We felt that it was not safe to do anything more at the moment. And it was the moment at which the risk had to be taken, for if one did not force the issue - which would have meant perpetual surveillance of trained nurses - one would only have made it impossible and intolerable to her if one attempted the same kind of perpetual surveillance by one self. The decision was wrong and led to the disaster.
(10) Virginia Woolf, had a friend who owned a farm. She wrote a letter to Vita Sackville-West about this in November, 1940.
That's a whole pound of butter I said. Saying which, I broke off a lump and ate it pure. Then in the glory of my heart I gave all our week's ration - which is about the size of my thumb nail - to Louie (her maid) then sat down and ate bread and butter. Think of our lunch tomorrow! In the middle of the table I shall put the whole pat. And I shall say: Eat as much as you like.
(11) Virginia Woolf, letter to Leonard Woolf (28th March, 1941)

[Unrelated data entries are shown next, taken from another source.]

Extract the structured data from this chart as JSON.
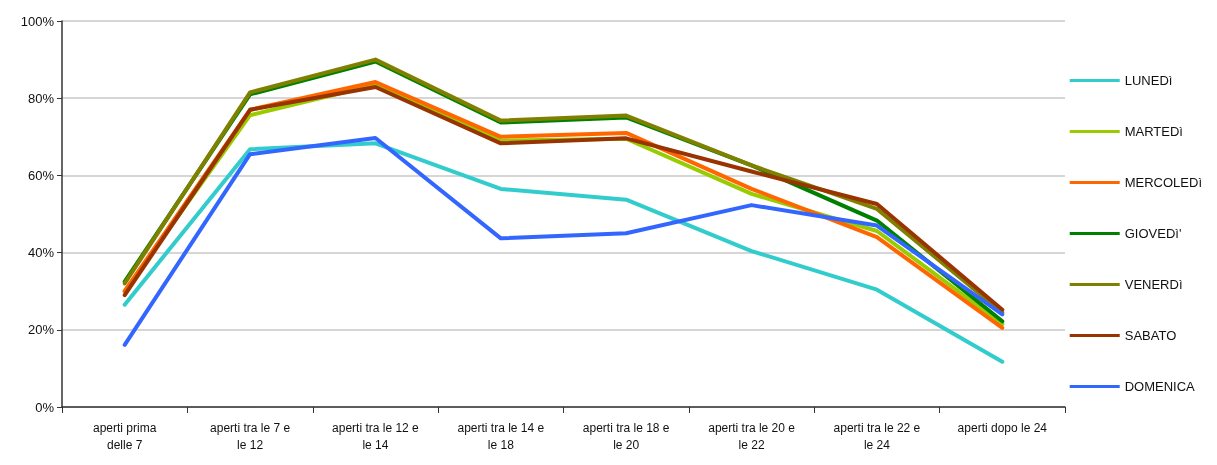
{
  "chart_data": {
    "type": "line",
    "categories": [
      "aperti prima delle 7",
      "aperti tra le 7 e le 12",
      "aperti tra le 12 e le 14",
      "aperti tra le 14 e le 18",
      "aperti tra le 18 e le 20",
      "aperti tra le 20 e le 22",
      "aperti tra le 22 e le 24",
      "aperti dopo le 24"
    ],
    "series": [
      {
        "name": "LUNEDì",
        "color": "#33cccc",
        "values": [
          26.5,
          66.8,
          68.3,
          56.5,
          53.7,
          40.4,
          30.4,
          11.7
        ]
      },
      {
        "name": "MARTEDì",
        "color": "#99cc00",
        "values": [
          30,
          75.6,
          83.5,
          69,
          69.5,
          55.2,
          45.6,
          21.5
        ]
      },
      {
        "name": "MERCOLEDì",
        "color": "#ff6600",
        "values": [
          30,
          77,
          84.2,
          70,
          71,
          56.5,
          44,
          20.5
        ]
      },
      {
        "name": "GIOVEDì'",
        "color": "#008000",
        "values": [
          32.5,
          81,
          89.5,
          73.7,
          75,
          62.6,
          48.3,
          22.2
        ]
      },
      {
        "name": "VENERDì",
        "color": "#808000",
        "values": [
          32,
          81.5,
          90,
          74.2,
          75.5,
          62.6,
          51.3,
          24.5
        ]
      },
      {
        "name": "SABATO",
        "color": "#993300",
        "values": [
          29,
          77,
          82.9,
          68.3,
          69.6,
          61,
          52.6,
          25.2
        ]
      },
      {
        "name": "DOMENICA",
        "color": "#3366ff",
        "values": [
          16.1,
          65.5,
          69.7,
          43.7,
          45,
          52.3,
          47,
          24
        ]
      }
    ],
    "ylim": [
      0,
      100
    ],
    "yticks": [
      {
        "value": 0,
        "label": "0%"
      },
      {
        "value": 20,
        "label": "20%"
      },
      {
        "value": 40,
        "label": "40%"
      },
      {
        "value": 60,
        "label": "60%"
      },
      {
        "value": 80,
        "label": "80%"
      },
      {
        "value": 100,
        "label": "100%"
      }
    ],
    "grid": "y",
    "legend": "right",
    "marker": "none",
    "line_style": "solid"
  }
}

I feel certain that I am going mad again. I feel we can't go through another of those terrible times. And I shan't recover this time. I begin to hear voices, and I can't concentrate. So I am doing what seems the best thing to do. You have given me the greatest possible happiness. You have been in every way all that anyone could be. I don't think two people could have been happier till this terrible disease came. I can't fight any longer. I know that I am spoiling your life, that without me you could work. And you will I know. You see I can't even write this properly. I can't read. What I want to say is I owe all the happiness of my life to you. You have been entirely patient with me and incredibly good. I want to say that - everybody knows it. If anybody could have saved me it would have been you. Everything has gone from me but the certainty of your goodness. I can't go on spoiling your life any longer.
(12) In his autobiography, The Journey, Leonard Woolf described the suicide of Virginia Woolf (1969)
On Friday, March 28, 1941, I was in the garden and I thought she was in the house. But when at one o'clock I went in to lunch, she was not there. When I could not find her anywhere in the house or garden, I felt sure that she had gone down to the river. I ran across the fields down to the river and almost immediately found her walking-stick lying upon the bank. I searched for some time and then went back to the house and informed the police. It was three weeks before her body was found when some children saw it floating in the river.
(13) Frances Partridge, diary entry concerning the death of Virginia Woolf (8th April, 1941)
Sat out on the verandah, trying to write to Clive (Bell) in answer to his letter about Virginia's death. He says: "For some days, of course, we hoped against hope that she had wandered crazily away and might be discovered a barn or a village shop. But by now all hope is abandoned. It became evident some weeks ago that she was in for another of those long agonizing breakdowns of which she has had several already. The prospect - two years insanity, then to wake up to the sort of world which two years of war will have made, was such that I can't feel sure that she was unwise. Leonard, as you may suppose, is very calm and sensible. Vanessa is, apparently at least, less affected than Duncan, Ouentin and I had looked for and feared. I dreaded some such physical collapse as before her after Julian was killed. For the rest of us the loss is appalling, but like all unhappiness that comes of missing , I suspect we shall realize it only bit by bit."
(14) Henry (Chips) Channon, diary entry (5th April, 1941)
Virginia Woolf is dead, a grey, highly-strung woman of dignity and charm; but she was unstable and often had periods of madness. She led the Bloomsbury movement, did much indirectly to make England so Left - yet she always remained a lady, and was never violent. She could not stand human contacts, and people fatigued her.